Cosa fare in caso di sentenza emessa in seguito a corruzione del Giudice
“La Corte ha stabilito che, nel caso di pronuncia di una sentenza viziata dalla corruzione del giudice, la parte che intenda dolersi di tale statuizione ha l’obbligo, e non la facoltà, di chiederne la revocazione ex art. 395 c.p.c.; ha soggiunto tuttavia la Corte che a tale regola generale si deve fare eccezione allorché la vittima del dolo del giudice non possa trarre alcun vantaggio giuridico dalla rimozione della sentenza frutto di corruzione, per essere divenuta nel frattempo impossibile la ricostituzione dello stato di cose anteriore. In tal caso, pertanto, è consentito alla vittima del reato domandare il risarcimento del danno al corruttore del giudice, senza previamente esperire il giudizio di revocazione. Per la stessa ragione, ha poi soggiunto la Corte, qualora la sentenza frutto di corruzione abbia indotto le parti, prima della scoperta del dolo, a transigere la lite, la vittima del reato di corruzione può domandare il risarcimento del danno senza previamente chiedere l’annullamento del contratto di transazione, invocando quale fatto illecito fonte di responsabilità aquiliana anche la sola violazione della regola di buona fede”.

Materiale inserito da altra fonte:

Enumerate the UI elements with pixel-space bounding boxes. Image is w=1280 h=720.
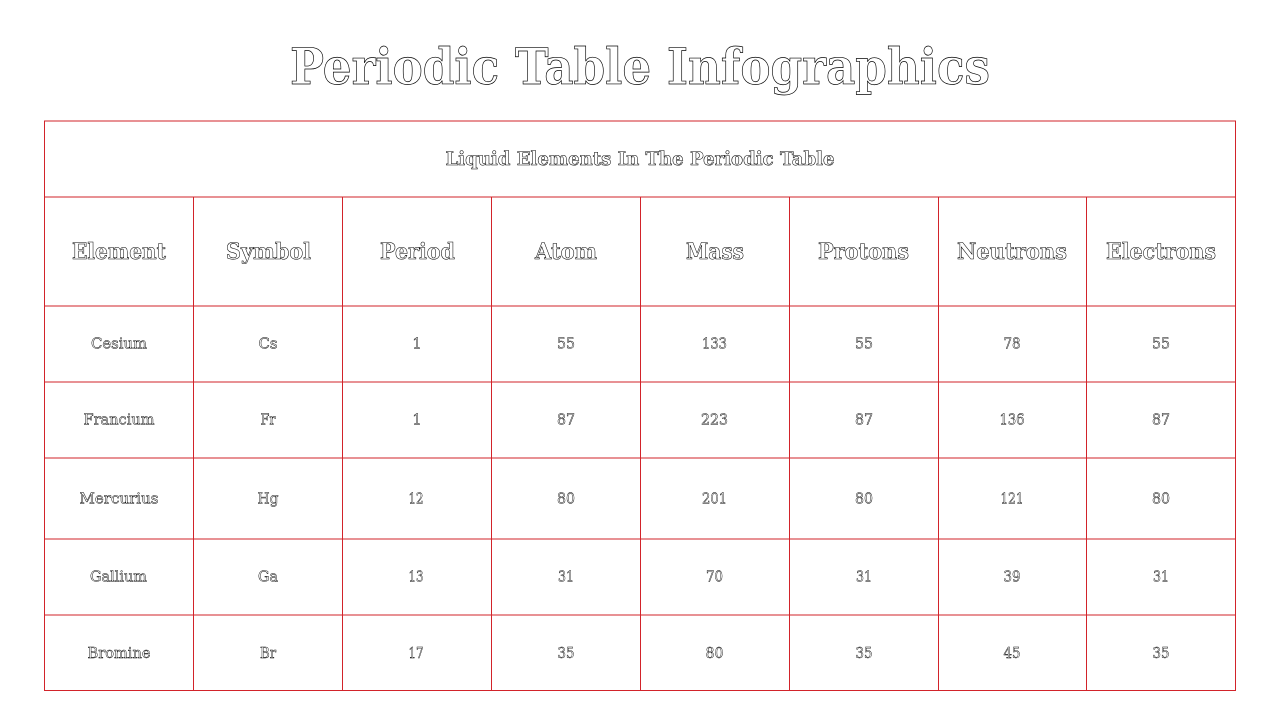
header row: Element <box>72 239 167 265</box>
row: Cesium: 78 <box>1004 336 1020 352</box>
row: Francium: 136 <box>1000 412 1024 428</box>
row: Gallium <box>90 570 1169 586</box>
row: Gallium: 31 <box>1153 570 1169 586</box>
row: Cesium: 55 <box>1152 336 1170 352</box>
row: Francium: 87 <box>855 412 873 428</box>
row: Bromine: 35 <box>1152 646 1170 662</box>
row: Francium: 87 <box>1152 412 1170 428</box>
row: Cesium: 133 <box>702 336 727 352</box>
row: Francium: 1 <box>412 412 422 428</box>
row: Bromine: Br <box>260 646 276 662</box>
header row: Atom <box>534 239 597 265</box>
header row <box>72 239 1216 265</box>
row: Bromine: 80 <box>706 646 724 662</box>
row: Gallium: 70 <box>706 570 723 586</box>
row: Gallium: 31 <box>558 570 574 586</box>
row: Mercurius: 121 <box>1000 492 1024 508</box>
row: Bromine: 45 <box>1004 646 1020 662</box>
header row: Symbol <box>226 239 311 265</box>
row: Cesium: Cesium <box>91 336 147 352</box>
table grid <box>44 121 1236 691</box>
row: Bromine: Bromine <box>88 646 150 662</box>
row: Cesium <box>91 336 1170 352</box>
row: Cesium: Cs <box>258 336 278 352</box>
row: Mercurius: 80 <box>855 492 873 508</box>
row: Mercurius: 12 <box>408 492 424 508</box>
row: Francium: 223 <box>701 412 728 428</box>
row: Bromine <box>88 646 1170 662</box>
title: Periodic Table Infographics <box>290 37 990 96</box>
row: Francium <box>84 412 1170 428</box>
header row: Neutrons <box>957 239 1067 265</box>
row: Gallium: 13 <box>408 570 424 586</box>
row: Mercurius: 201 <box>702 492 727 508</box>
row: Cesium: 55 <box>855 336 873 352</box>
row: Mercurius <box>80 492 1170 508</box>
row: Francium: Fr <box>260 412 276 428</box>
row: Mercurius: Mercurius <box>80 492 158 508</box>
row: Bromine: 35 <box>856 646 872 662</box>
row: Gallium: Ga <box>258 570 278 586</box>
row: Bromine: 17 <box>408 646 424 662</box>
row: Mercurius: 80 <box>1152 492 1170 508</box>
row: Mercurius: 80 <box>557 492 575 508</box>
table caption: Liquid Elements In The Periodic Table <box>446 148 834 170</box>
row: Gallium: 39 <box>1004 570 1020 586</box>
row: Mercurius: Hg <box>258 492 278 508</box>
row: Cesium: 55 <box>557 336 575 352</box>
row: Francium: 87 <box>557 412 575 428</box>
row: Francium: Francium <box>84 412 155 428</box>
row: Bromine: 35 <box>558 646 574 662</box>
header row: Electrons <box>1106 239 1216 265</box>
row: Gallium: 31 <box>856 570 872 586</box>
row: Gallium: Gallium <box>90 570 147 586</box>
row: Cesium: 1 <box>412 336 422 352</box>
header row: Period <box>380 239 455 265</box>
header row: Mass <box>686 239 744 265</box>
header row: Protons <box>818 239 909 265</box>
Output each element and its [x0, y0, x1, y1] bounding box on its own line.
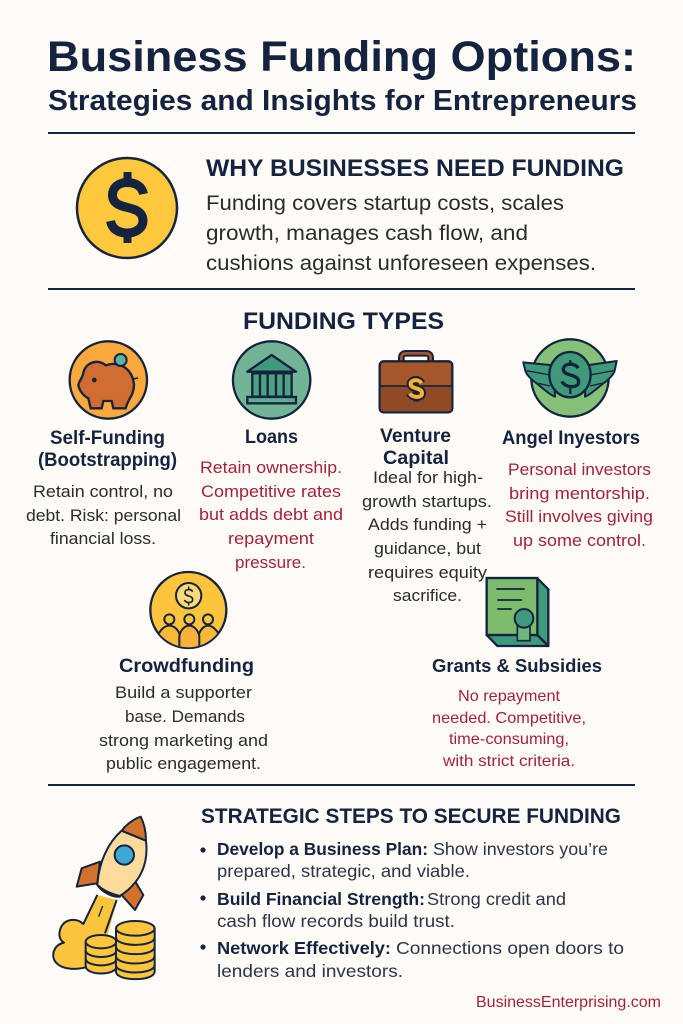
list item: business plan: Show investors you’re — [433, 839, 608, 859]
list item: financial strength: cash flow records build trust. — [217, 911, 455, 931]
text: self-funding description — [26, 482, 181, 548]
text: loans description: pressure. — [235, 553, 306, 572]
text: venture capital description: guidance, but — [374, 539, 481, 558]
text: grants description: with strict criteria. — [442, 753, 575, 770]
label: crowdfunding: Crowdfunding — [119, 656, 254, 677]
text: venture capital description: sacrifice. — [393, 586, 462, 605]
icon: briefcase — [380, 353, 452, 412]
text: crowdfunding description: strong marketing and — [99, 731, 268, 750]
panel: self-funding — [26, 341, 181, 548]
text: angel investors description: bring mentorship. — [509, 484, 650, 503]
label: venture capital: Capital — [383, 448, 449, 469]
list item: network — [200, 938, 624, 981]
icon: crowd with coin — [150, 572, 226, 652]
text: venture capital description: growth startups. — [362, 492, 492, 511]
icon: rocket and coins — [53, 817, 155, 979]
text: venture capital description: requires equity — [368, 563, 488, 582]
heading: why funding: WHY BUSINESSES NEED FUNDING — [206, 155, 624, 182]
list item: business plan — [200, 839, 608, 881]
panel: loans — [199, 341, 343, 572]
text block: why funding: cushions against unforeseen expenses. — [206, 252, 596, 275]
heading: strategic steps: STRATEGIC STEPS TO SECURE FUNDING — [201, 805, 621, 828]
text: self-funding description: debt. Risk: personal — [26, 506, 181, 525]
icon: certificate — [487, 578, 548, 646]
list item: business plan: Develop a Business Plan: — [217, 839, 428, 859]
text: self-funding description: financial loss. — [50, 529, 156, 548]
label: venture capital: Venture — [380, 426, 451, 447]
title: Business Funding Options: — [47, 33, 636, 81]
text: venture capital description: Ideal for high- — [373, 468, 483, 487]
title — [47, 33, 637, 117]
text: grants description: No repayment — [458, 688, 561, 705]
text: grants description — [432, 688, 586, 770]
text: crowdfunding description: Build a supporter — [115, 683, 252, 702]
title: Strategies and Insights for Entrepreneurs — [48, 85, 637, 117]
text: crowdfunding description: public engagement. — [106, 754, 261, 773]
text: angel investors description — [505, 460, 653, 550]
text: loans description — [199, 458, 343, 572]
icon: piggy bank — [70, 341, 147, 419]
list item: network: Network Effectively: — [217, 938, 391, 958]
label: angel investors: Angel Inyestors — [502, 428, 640, 449]
footer: website: BusinessEnterprising.com — [476, 994, 661, 1011]
text: loans description: Competitive rates — [201, 482, 341, 501]
text: loans description: repayment — [228, 529, 314, 548]
panel: why businesses need funding — [206, 155, 624, 275]
heading: funding types: FUNDING TYPES — [243, 308, 444, 335]
list item: financial strength: Strong credit and — [427, 889, 566, 909]
label: grants and subsidies: Grants & Subsidies — [432, 656, 602, 676]
panel: angel investors — [502, 339, 653, 550]
list item: financial strength — [200, 889, 566, 931]
label: self-funding: (Bootstrapping) — [38, 450, 177, 471]
text: self-funding description: Retain control, no — [33, 482, 173, 501]
text block: why funding: growth, manages cash flow, and — [206, 222, 528, 245]
label: self-funding: Self-Funding — [50, 428, 165, 449]
panel: venture capital — [362, 353, 492, 605]
icon: dollar coin — [77, 158, 177, 258]
text: angel investors description: up some control. — [513, 531, 646, 550]
list item: network: lenders and investors. — [217, 961, 403, 981]
text: loans description: but adds debt and — [199, 505, 343, 524]
text: crowdfunding description: base. Demands — [125, 707, 245, 726]
text: venture capital description: Adds funding + — [368, 515, 487, 534]
label: venture capital — [380, 426, 451, 469]
label: loans: Loans — [245, 427, 298, 448]
text: loans description: Retain ownership. — [200, 458, 342, 477]
text: angel investors description: Personal investors — [508, 460, 651, 479]
text block: why funding: Funding covers startup costs, scales — [206, 192, 564, 215]
text: angel investors description: Still involves giving — [505, 507, 653, 526]
panel: strategic steps — [200, 805, 624, 981]
label: self-funding — [38, 428, 177, 471]
panel: crowdfunding — [99, 572, 268, 773]
list item: business plan: prepared, strategic, and viable. — [217, 861, 470, 881]
list item: financial strength: Build Financial Strength: — [217, 889, 425, 909]
text: grants description: needed. Competitive, — [432, 710, 586, 727]
text: venture capital description — [362, 468, 492, 605]
icon: winged dollar — [523, 339, 617, 417]
list item: network: Connections open doors to — [396, 938, 624, 958]
text: grants description: time-consuming, — [449, 731, 569, 748]
panel: grants and subsidies — [432, 578, 602, 770]
icon: bank — [233, 341, 310, 419]
text block: why funding — [206, 192, 596, 275]
text: crowdfunding description — [99, 683, 268, 773]
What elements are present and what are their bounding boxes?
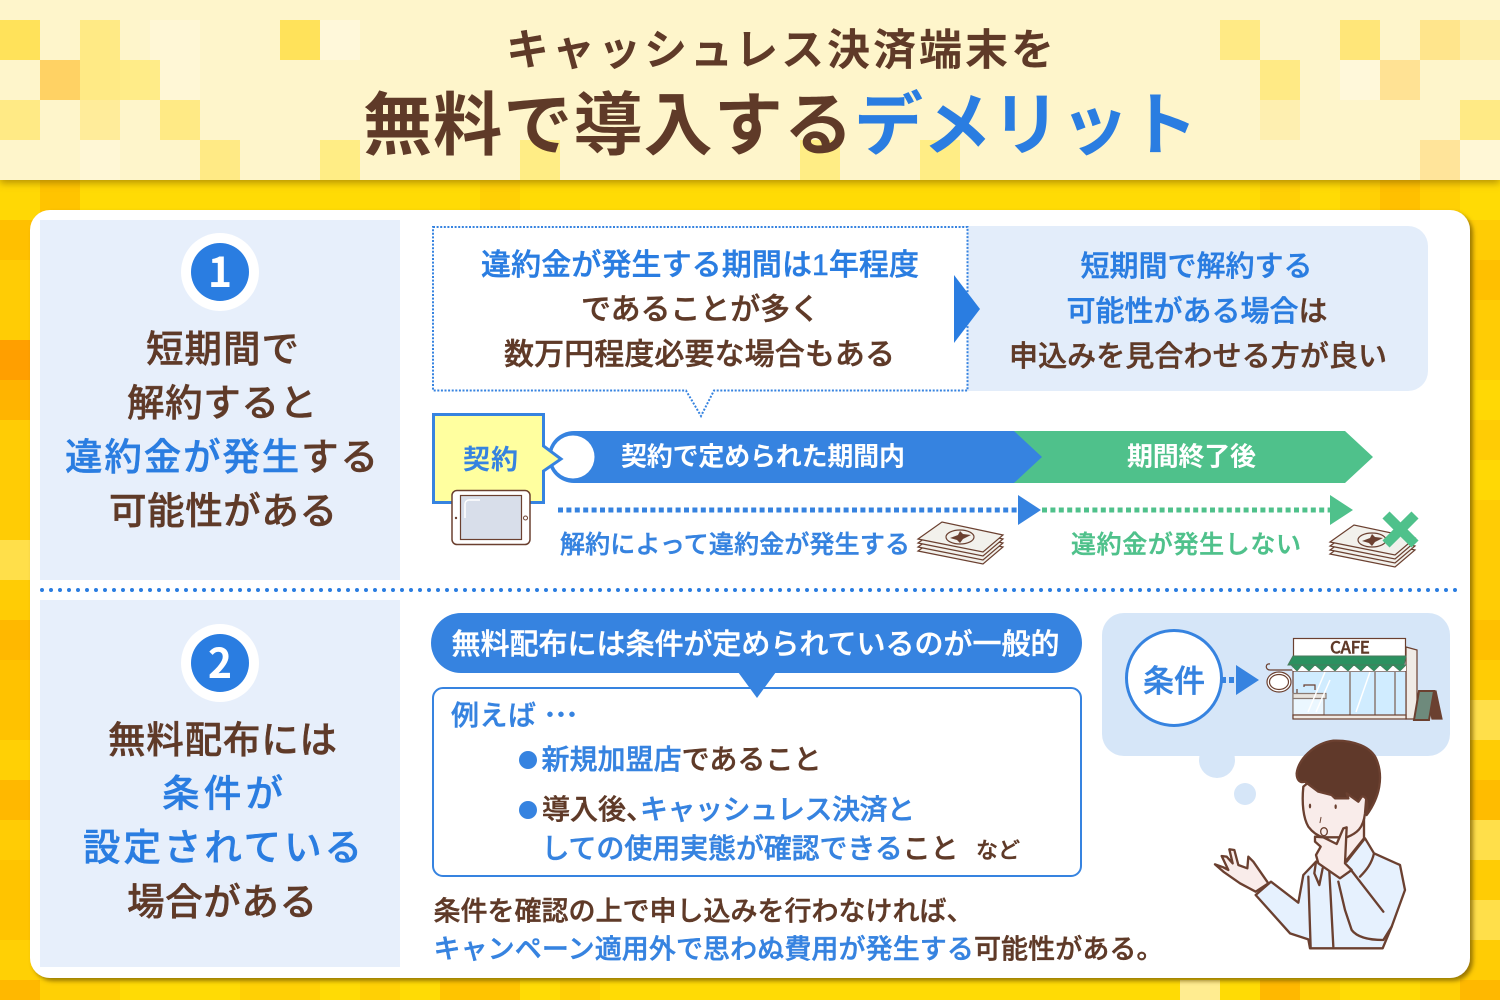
icon: number 2 xyxy=(181,624,259,702)
timeline bars xyxy=(548,431,1373,483)
point 1 text: 短期間で xyxy=(146,328,299,370)
headline pill: 無料配布には条件が定められているのが一般的 xyxy=(452,628,1060,661)
advice text xyxy=(1009,250,1387,373)
callout: cancellation fee period: 数万円程度必要な場合もある xyxy=(504,338,895,372)
icon: thinking man xyxy=(1215,741,1405,948)
text: for example xyxy=(451,700,579,731)
thought bubble xyxy=(1102,613,1450,805)
bullet 2: 導入後、 xyxy=(542,794,654,825)
label: fee applies: 解約によって違約金が発生する xyxy=(560,531,910,559)
face xyxy=(1303,770,1367,837)
point 2 text: 設定されている xyxy=(83,826,362,868)
shirt lines xyxy=(1308,853,1392,948)
example box xyxy=(433,688,1081,876)
hair xyxy=(1297,741,1380,815)
panel: point 2 heading xyxy=(40,600,400,967)
conclusion text xyxy=(434,896,1164,964)
contract label box: 契約 xyxy=(463,445,518,475)
callout: cancellation fee period: 違約金が発生する期間は1年程度 xyxy=(481,249,919,282)
arrow: condition to cafe xyxy=(1221,665,1259,695)
panel: short-term advice xyxy=(960,226,1428,391)
point 1 text: 解約すると xyxy=(127,382,317,424)
title line 2: デメリット xyxy=(854,87,1198,164)
text: for example: ･･･ xyxy=(543,700,579,731)
bar: after period: 期間終了後 xyxy=(1127,442,1256,472)
shirt xyxy=(1256,838,1405,948)
icon: number 2: 2 xyxy=(208,630,232,690)
icon: tablet xyxy=(452,490,530,544)
bullet 2: キャッシュレス決済と xyxy=(640,794,915,825)
point 2 text xyxy=(83,719,362,923)
title line 2: 無料で導入する xyxy=(363,87,853,164)
point 2 text: 場合がある xyxy=(127,881,317,923)
bullet 2: など xyxy=(976,838,1020,863)
condition circle xyxy=(1126,630,1222,726)
panel: point 1 heading xyxy=(40,220,400,580)
bullet 1: 新規加盟店であること xyxy=(542,744,822,775)
point 2 text: 無料配布には xyxy=(108,719,337,761)
icon: banknotes crossed xyxy=(1330,515,1415,567)
icon: cafe xyxy=(1266,634,1442,720)
left hand xyxy=(1215,849,1268,892)
advice text: 可能性がある場合は xyxy=(1066,295,1328,328)
neck xyxy=(1333,823,1364,863)
dotted arrow: fee applies xyxy=(558,495,1041,525)
white card xyxy=(30,210,1470,978)
advice text: 申込みを見合わせる方が良い xyxy=(1009,340,1387,373)
bullet 2 xyxy=(519,794,1020,864)
point 1 text: 可能性がある xyxy=(109,490,337,532)
bar: contract period: 契約で定められた期間内 xyxy=(621,442,905,472)
contract label box xyxy=(434,414,561,502)
dotted arrow: no fee xyxy=(1042,495,1353,525)
icon: number 1 xyxy=(181,233,259,311)
arrow: to advice xyxy=(954,275,980,343)
callout: cancellation fee period: であることが多く xyxy=(581,294,820,326)
title line 1: キャッシュレス決済端末を xyxy=(506,27,1054,75)
bar: contract period xyxy=(548,431,1042,483)
icon: banknotes xyxy=(918,522,1003,564)
bullet 2: しての使用実態が確認できること xyxy=(542,833,958,864)
title line 2 xyxy=(363,87,1198,164)
point 1 text: 違約金が発生する xyxy=(65,436,378,478)
headline pill xyxy=(431,613,1082,698)
point 1 text xyxy=(65,328,378,532)
conclusion text: 条件を確認の上で申し込みを行わなければ、 xyxy=(434,896,974,926)
icon: number 1: 1 xyxy=(208,239,232,299)
text: for example: 例えば xyxy=(451,700,536,731)
bar: after period xyxy=(1012,431,1373,483)
advice text: 短期間で解約する xyxy=(1080,250,1312,283)
point 2 text: 条件が xyxy=(162,772,283,814)
label: no fee: 違約金が発生しない xyxy=(1071,531,1301,559)
conclusion text: キャンペーン適用外で思わぬ費用が発生する可能性がある。 xyxy=(434,934,1164,964)
condition circle: 条件 xyxy=(1143,664,1205,699)
chin hand xyxy=(1315,827,1352,878)
icon: cafe: CAFE xyxy=(1330,634,1370,658)
header band xyxy=(0,0,1500,180)
callout: cancellation fee period xyxy=(433,227,968,416)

La sentenza n. 21255/13 della Terza Sezione della Cassazione Civile, individua il percorso processuale da seguire nel remoto caso in cui la sentenza che ha deciso una controversia sia conseguenza della corruzione del Giudice.
Il rimedio previsto dal codice, ex art. 395 cpc, della revocazione della sentenza può apparire in concreto poco utile al soggetto danneggiato che potrà scegliere di tutelarsi percorrendo la strada del giudizio ordinario al fine di ottenere un risarcimento laddove il ripristino dello stato di cose anteriore alla sentenza sia divenuto impossibile.